Ao contrário do que se possa pensar só na segunda metade do séc. XIX o Natal começou a tornar-se uma tradição cultural americana. Em especial devido aos imigrantes luteranos alemães que trouxeram consigo para a América tradições de Natal até aí desconhecidas como a árvore de Natal e a figura do Pai Natal.
Segundo Daniel K. Williams, autor e professor de história na University of West Georgia, foram os unitarianos e os episcopais que criaram a tradição cristã do Natal na Nova Inglaterra. Já os puritanos opunham-se fortemente a essa evocação devido a considerarem não existir base bíblica para tal comemoração. A sua preocupação era organizar uma sociedade cuja legislação não violasse nada daquilo que a Bíblia dizia. A sua recusa centrava-se na ideia de que as Escrituras não mencionavam a celebração da Natividade nem uma época ou dia que tenha marcado o nascimento de Jesus de Nazaré.
Mas haviam outras razões. Não só a ligação das festividades ao catolicismo romano, mas também o facto de na Inglaterra do século XVII, o dia de Natal se ter tornado conhecido mais pelos excessos do álcool e do jogo do que por qualquer devoção religiosa. Mesmos depois da influência puritana se ter desvanecido os congregacionais da Nova Inglaterra mantiveram viva a prática puritana de não observar o Natal nas suas casas ou igrejas.
Também as principais correntes evangélicas do final do século XVIII e início do século XIX não mostraram interesse no feriado, pelo que as igrejas baptistas, metodistas e presbiterianas evitavam celebrar serviços religiosos alusivos à época natalícia.
Foram os episcopais que começaram a ornamentar com vegetação os seus templos e a celebrar o Natal com serviços religiosos alegres, o que contagiou os congregacionais. A linha mais evangélica que sentia com desconforto os excessos da celebração natalícia resolveu então passar a celebrar a quadra mas de forma mais centrada no evangelho, à boleia da influência de Charles Dickens, um popular autor britânico que tinha escrito A Christmas Carol, onde retratava o feriado como uma época em que o velho avarento Ebenezer Scrooge havia descoberto a alegria da generosidade.
Educado na Igreja de Inglaterra, Dickens aproximou-se em adulto dos unitaristas, que acreditavam na reforma moral através do esforço humano e olhavam o Natal como uma oportunidade para unir os cristãos e encorajar atitudes construtivas que haviam de melhorar as relações sociais. O escritor, que simpatizava com a dimensão humanitária do ministério público de Jesus Cristo, utilizou então a ficção nesse sentido.
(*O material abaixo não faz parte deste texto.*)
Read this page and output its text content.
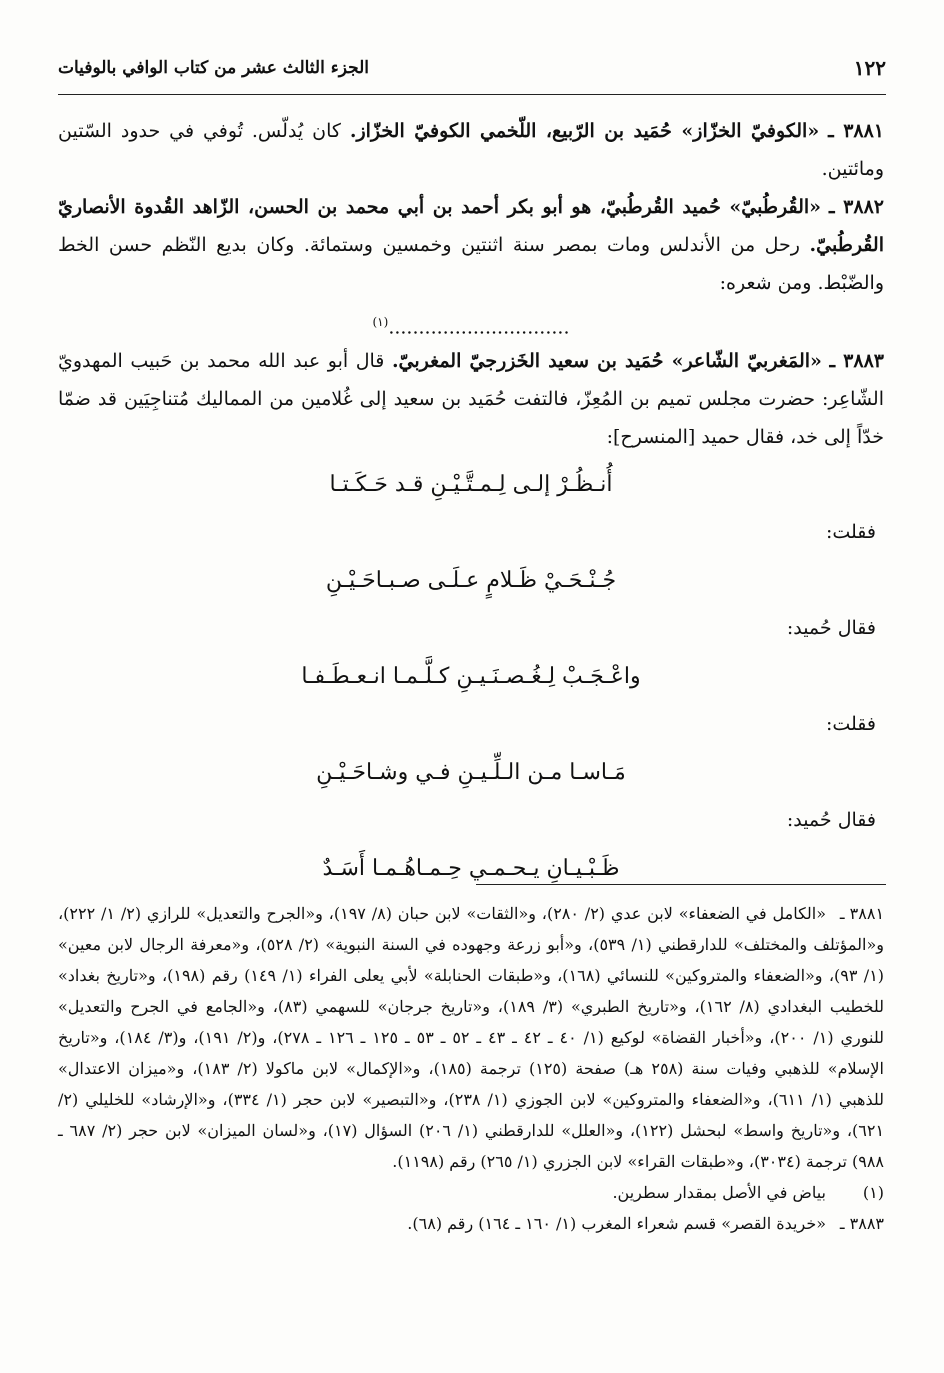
١٢٢
الجزء الثالث عشر من كتاب الوافي بالوفيات

٣٨٨١ ـ «الكوفيّ الخزّاز» حُمَيد بن الرّبيع، اللّخمي الكوفيّ الخزّاز. كان يُدلّس. تُوفي في حدود السّتين ومائتين.

٣٨٨٢ ـ «القُرطُبيّ» حُميد القُرطُبيّ، هو أبو بكر أحمد بن أبي محمد بن الحسن، الزّاهد القُدوة الأنصاريّ القُرطُبيّ. رحل من الأندلس ومات بمصر سنة اثنتين وخمسين وستمائة. وكان بديع النّظم حسن الخط والضّبْط. ومن شعره:

..............................$^{(١)}$

٣٨٨٣ ـ «المَغربيّ الشّاعر» حُمَيد بن سعيد الخَزرجيّ المغربيّ. قال أبو عبد الله محمد بن حَبيب المهدويّ الشّاعِر: حضرت مجلس تميم بن المُعِزّ، فالتفت حُمَيد بن سعيد إلى غُلامين من المماليك مُتناجِيَين قد ضمّا خدّاً إلى خد، فقال حميد [المنسرح]:

أُنـظُـرْ إلـى لِـمـتَّـيْـنِ قـد حَـكَـتـا
فقلت:
جُـنْـحَـيْ ظَـلامٍ عـلَـى صـبـاحَـيْـنِ
فقال حُميد:
واعْـجَـبْ لِـغُـصـنَـيـنِ كـلَّـمـا انـعـطَـفـا
فقلت:
مَـاسـا مـن الـلِّـيـنِ فـي وشـاحَـيْـنِ
فقال حُميد:
ظَـبْـيـانِ يـحـمـي حِـمـاهُـمـا أَسَـدٌ

٣٨٨١ ـ«الكامل في الضعفاء» لابن عدي (٢/ ٢٨٠)، و«الثقات» لابن حبان (٨/ ١٩٧)، و«الجرح والتعديل» للرازي (٢/ ١/ ٢٢٢)، و«المؤتلف والمختلف» للدارقطني (١/ ٥٣٩)، و«أبو زرعة وجهوده في السنة النبوية» (٢/ ٥٢٨)، و«معرفة الرجال لابن معين» (١/ ٩٣)، و«الضعفاء والمتروكين» للنسائي (١٦٨)، و«طبقات الحنابلة» لأبي يعلى الفراء (١/ ١٤٩) رقم (١٩٨)، و«تاريخ بغداد» للخطيب البغدادي (٨/ ١٦٢)، و«تاريخ الطبري» (٣/ ١٨٩)، و«تاريخ جرجان» للسهمي (٨٣)، و«الجامع في الجرح والتعديل» للنوري (١/ ٢٠٠)، و«أخبار القضاة» لوكيع (١/ ٤٠ ـ ٤٢ ـ ٤٣ ـ ٥٢ ـ ٥٣ ـ ١٢٥ ـ ١٢٦ ـ ٢٧٨)، و(٢/ ١٩١)، و(٣/ ١٨٤)، و«تاريخ الإسلام» للذهبي وفيات سنة (٢٥٨ هـ) صفحة (١٢٥) ترجمة (١٨٥)، و«الإكمال» لابن ماكولا (٢/ ١٨٣)، و«ميزان الاعتدال» للذهبي (١/ ٦١١)، و«الضعفاء والمتروكين» لابن الجوزي (١/ ٢٣٨)، و«التبصير» لابن حجر (١/ ٣٣٤)، و«الإرشاد» للخليلي (٢/ ٦٢١)، و«تاريخ واسط» لبحشل (١٢٢)، و«العلل» للدارقطني (١/ ٢٠٦) السؤال (١٧)، و«لسان الميزان» لابن حجر (٢/ ٦٨٧ ـ ٩٨٨) ترجمة (٣٠٣٤)، و«طبقات القراء» لابن الجزري (١/ ٢٦٥) رقم (١١٩٨).

(١)بياض في الأصل بمقدار سطرين.

٣٨٨٣ ـ«خريدة القصر» قسم شعراء المغرب (١/ ١٦٠ ـ ١٦٤) رقم (٦٨).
Segundo a revista Christianity Today, em A Christmas Carol “Scrooge experimenta o que equivale a uma conversão unitarista de Natal: torna-se um homem melhor. Se Jesus é necessário para tal conversão, ele é necessário apenas como um exemplo moral inspirador da possibilidade humana, não como um salvador expiatório. Afinal de contas, os unitaristas não aceitavam a ideia da expiação substitutiva e também rejeitavam a ideia da divindade de Jesus e todos os aspectos da teologia trinitária. No entanto, muitos tornaram-se defensores apaixonados do Natal em meados do séc. XIX porque viram no feriado uma história do amor de Deus pelo mundo e a esperança optimista da fraternidade humana universal”.
Afinal terá sido Dickens quem, à sua maneira, contribuiu decisivamente para que o Natal passasse a ser celebrado e o Menino Jesus começasse a ter direito à sua festa de aniversário nos Estados Unidos. Era necessário criar uma nova tradição de sentido religioso e ligada à família. No início do séc. XIX episcopais e unitaristas procuravam uma alternativa ao puritanismo calvinista, de modo a tornar o Natal mais universal como universal era a oferta de salvação de Deus.
Então o Natal passou a ser uma época de alegria mais ou menos como o conhecemos hoje, tirando os excessos mercantilistas, com toda a sua estética musical, familiar, fraterna, de aproximação e encontro, incluindo os artefactos decorativos e a simbólica, em vez de um exercício de reflexão sobre a condição decaída e pecaminosa da humanidade. Mas ao longo do século passado a celebração do Natal perdeu quase completamente qualquer sentido religioso nos Estados Unidos e no mundo.